Kim kaldırdı bu mantık dersleriniii!!??
‘İktidar, dünya şartlarını hiç gözetmeden çok yanlış bir dış politika yürütüyor, bu politikaya izin vermezler, başta bölgede hâkimiyeti azalacak ABD ve batı izin vermez.’ Bakın bu da bir argüman -eleştiri- ama aynı zamanda bu eleştiri, bir bakıyorsunuz ‘Türkiye, Ortadoğu’da ABD’nin maşası’ eleştirisi ile birleşiyor. Bu argüman-eleştirideki birbiriyle çelişen bu iki durumun, aynı anda olabileceğini düşünmek belki bireyler için kabul edilebilir bir durumdur.
Ama böyle bir sav, bir toplumda bazı kesimler tarafından geniş bir kabul buluyorsa, bunu ancak eğitim sistemindeki bir bozulmayla anlatabiliriz belki. Örneğin orta öğretimde, 12 Eylül’le birlikte mantık derslerinin kaldırılması belki bu durumu açıklar diye düşüyorum.
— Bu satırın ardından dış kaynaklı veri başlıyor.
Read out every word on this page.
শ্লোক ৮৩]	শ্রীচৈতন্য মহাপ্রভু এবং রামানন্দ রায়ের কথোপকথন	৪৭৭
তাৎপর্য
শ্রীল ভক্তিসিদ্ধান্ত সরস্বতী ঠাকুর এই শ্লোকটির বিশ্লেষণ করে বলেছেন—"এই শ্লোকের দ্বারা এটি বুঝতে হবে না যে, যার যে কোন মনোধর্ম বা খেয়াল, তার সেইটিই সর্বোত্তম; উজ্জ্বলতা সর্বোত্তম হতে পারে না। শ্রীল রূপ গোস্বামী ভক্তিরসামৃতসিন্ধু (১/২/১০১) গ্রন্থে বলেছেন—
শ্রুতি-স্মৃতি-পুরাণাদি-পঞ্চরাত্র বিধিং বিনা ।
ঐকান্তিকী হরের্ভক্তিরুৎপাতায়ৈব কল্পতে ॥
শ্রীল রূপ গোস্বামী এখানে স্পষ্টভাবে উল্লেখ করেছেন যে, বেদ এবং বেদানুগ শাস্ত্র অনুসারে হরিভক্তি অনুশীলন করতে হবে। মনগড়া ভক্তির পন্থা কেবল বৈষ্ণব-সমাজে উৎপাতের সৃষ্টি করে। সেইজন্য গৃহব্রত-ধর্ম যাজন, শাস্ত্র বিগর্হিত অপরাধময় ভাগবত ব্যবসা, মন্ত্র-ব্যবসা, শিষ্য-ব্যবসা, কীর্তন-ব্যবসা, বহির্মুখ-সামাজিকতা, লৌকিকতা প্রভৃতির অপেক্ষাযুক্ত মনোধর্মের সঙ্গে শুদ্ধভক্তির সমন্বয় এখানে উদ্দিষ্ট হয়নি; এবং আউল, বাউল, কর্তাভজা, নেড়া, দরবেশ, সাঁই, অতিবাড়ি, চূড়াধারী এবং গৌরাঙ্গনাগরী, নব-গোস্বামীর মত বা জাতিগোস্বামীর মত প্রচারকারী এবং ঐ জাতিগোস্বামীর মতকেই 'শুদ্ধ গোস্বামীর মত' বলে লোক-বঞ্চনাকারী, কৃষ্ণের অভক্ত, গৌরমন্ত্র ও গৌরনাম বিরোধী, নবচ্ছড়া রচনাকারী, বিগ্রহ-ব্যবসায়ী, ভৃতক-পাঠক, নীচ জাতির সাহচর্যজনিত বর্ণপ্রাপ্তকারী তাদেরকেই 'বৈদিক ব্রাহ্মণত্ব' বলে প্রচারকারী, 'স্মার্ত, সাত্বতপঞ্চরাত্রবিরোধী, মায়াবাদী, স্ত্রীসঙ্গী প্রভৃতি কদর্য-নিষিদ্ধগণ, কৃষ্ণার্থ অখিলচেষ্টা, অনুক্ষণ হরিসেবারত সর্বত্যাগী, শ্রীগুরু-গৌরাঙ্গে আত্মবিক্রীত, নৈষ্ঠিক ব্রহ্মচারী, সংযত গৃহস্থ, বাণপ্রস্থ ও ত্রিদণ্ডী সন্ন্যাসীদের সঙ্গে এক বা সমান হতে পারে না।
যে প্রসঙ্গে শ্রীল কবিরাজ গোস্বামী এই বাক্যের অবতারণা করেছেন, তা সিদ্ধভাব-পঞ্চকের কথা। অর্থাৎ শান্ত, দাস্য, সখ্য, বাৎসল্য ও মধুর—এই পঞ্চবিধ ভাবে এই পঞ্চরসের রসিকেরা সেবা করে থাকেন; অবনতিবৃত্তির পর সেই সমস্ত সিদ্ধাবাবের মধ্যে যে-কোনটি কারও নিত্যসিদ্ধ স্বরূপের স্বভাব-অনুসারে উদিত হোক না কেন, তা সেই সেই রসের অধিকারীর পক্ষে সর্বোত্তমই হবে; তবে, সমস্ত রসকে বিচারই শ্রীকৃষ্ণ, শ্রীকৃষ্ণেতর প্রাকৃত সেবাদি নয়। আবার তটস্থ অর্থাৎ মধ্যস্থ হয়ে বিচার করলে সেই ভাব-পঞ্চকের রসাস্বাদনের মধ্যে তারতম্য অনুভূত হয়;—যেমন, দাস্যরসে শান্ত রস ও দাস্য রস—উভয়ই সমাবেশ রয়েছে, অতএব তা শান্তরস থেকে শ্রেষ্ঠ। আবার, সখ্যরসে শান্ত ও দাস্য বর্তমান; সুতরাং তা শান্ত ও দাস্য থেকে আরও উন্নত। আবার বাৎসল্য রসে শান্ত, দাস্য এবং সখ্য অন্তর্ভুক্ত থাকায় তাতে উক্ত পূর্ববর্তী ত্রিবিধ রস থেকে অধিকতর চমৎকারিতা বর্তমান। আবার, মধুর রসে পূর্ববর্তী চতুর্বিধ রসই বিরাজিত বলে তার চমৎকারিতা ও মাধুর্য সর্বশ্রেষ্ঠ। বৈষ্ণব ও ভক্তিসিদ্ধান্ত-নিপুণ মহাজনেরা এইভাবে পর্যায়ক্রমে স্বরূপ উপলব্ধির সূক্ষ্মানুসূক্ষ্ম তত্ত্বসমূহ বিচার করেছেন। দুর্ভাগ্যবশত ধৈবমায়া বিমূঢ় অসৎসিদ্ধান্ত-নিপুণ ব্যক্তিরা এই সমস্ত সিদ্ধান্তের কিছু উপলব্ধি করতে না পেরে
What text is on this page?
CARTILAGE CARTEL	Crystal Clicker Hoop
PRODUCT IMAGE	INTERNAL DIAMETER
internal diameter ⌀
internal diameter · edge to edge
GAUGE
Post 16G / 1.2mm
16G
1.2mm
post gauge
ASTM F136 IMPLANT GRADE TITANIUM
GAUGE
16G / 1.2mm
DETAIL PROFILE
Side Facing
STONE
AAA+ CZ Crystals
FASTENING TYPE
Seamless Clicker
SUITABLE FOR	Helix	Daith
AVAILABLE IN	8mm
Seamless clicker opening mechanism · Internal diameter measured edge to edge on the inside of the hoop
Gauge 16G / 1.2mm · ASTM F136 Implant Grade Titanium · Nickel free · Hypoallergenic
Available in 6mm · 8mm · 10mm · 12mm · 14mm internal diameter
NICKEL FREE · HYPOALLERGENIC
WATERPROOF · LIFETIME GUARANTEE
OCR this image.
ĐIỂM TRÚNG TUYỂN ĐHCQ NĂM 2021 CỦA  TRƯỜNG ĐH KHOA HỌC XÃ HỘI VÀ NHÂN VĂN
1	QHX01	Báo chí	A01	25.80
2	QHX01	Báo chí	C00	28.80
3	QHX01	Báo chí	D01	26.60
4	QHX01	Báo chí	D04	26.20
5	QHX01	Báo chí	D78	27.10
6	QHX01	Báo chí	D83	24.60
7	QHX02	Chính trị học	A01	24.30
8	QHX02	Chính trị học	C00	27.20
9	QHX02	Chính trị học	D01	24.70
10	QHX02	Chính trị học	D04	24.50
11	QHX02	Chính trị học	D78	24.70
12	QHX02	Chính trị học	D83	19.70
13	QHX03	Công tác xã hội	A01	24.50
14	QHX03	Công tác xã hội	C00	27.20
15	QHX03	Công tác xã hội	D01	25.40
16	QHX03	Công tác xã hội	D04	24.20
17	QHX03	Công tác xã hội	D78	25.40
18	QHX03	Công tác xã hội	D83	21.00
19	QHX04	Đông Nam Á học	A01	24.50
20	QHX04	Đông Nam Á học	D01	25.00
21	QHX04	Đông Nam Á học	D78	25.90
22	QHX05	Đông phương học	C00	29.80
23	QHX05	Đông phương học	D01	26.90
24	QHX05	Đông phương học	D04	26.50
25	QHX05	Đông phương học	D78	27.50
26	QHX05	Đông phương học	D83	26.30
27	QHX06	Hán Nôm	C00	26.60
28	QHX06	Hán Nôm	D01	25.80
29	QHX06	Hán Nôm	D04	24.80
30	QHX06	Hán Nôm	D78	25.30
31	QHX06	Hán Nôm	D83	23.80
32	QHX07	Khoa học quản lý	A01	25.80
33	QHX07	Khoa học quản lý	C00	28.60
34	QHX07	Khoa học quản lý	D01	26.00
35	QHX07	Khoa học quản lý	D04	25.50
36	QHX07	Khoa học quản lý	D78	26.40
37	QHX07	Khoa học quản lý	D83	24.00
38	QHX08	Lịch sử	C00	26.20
Sonuçta savaşa karşılar (!) ama aslında, savaşın çıkmasını, AK Parti iktidarını götürecek yegâne fırsat olarak gördükleri için çok istiyorlar. Türkiye’nin İran, İsrail, Rusya tarafından sopa yiyeceği -bunun aynı anda olabilmesi için inanın her şeyi yaparlar ve bu garip durumun bunun için, aynı anda, olabileceğini de düşünüyorlar- bir konjonktürü, tabii savaşı, delicesine arzu ediyorlar.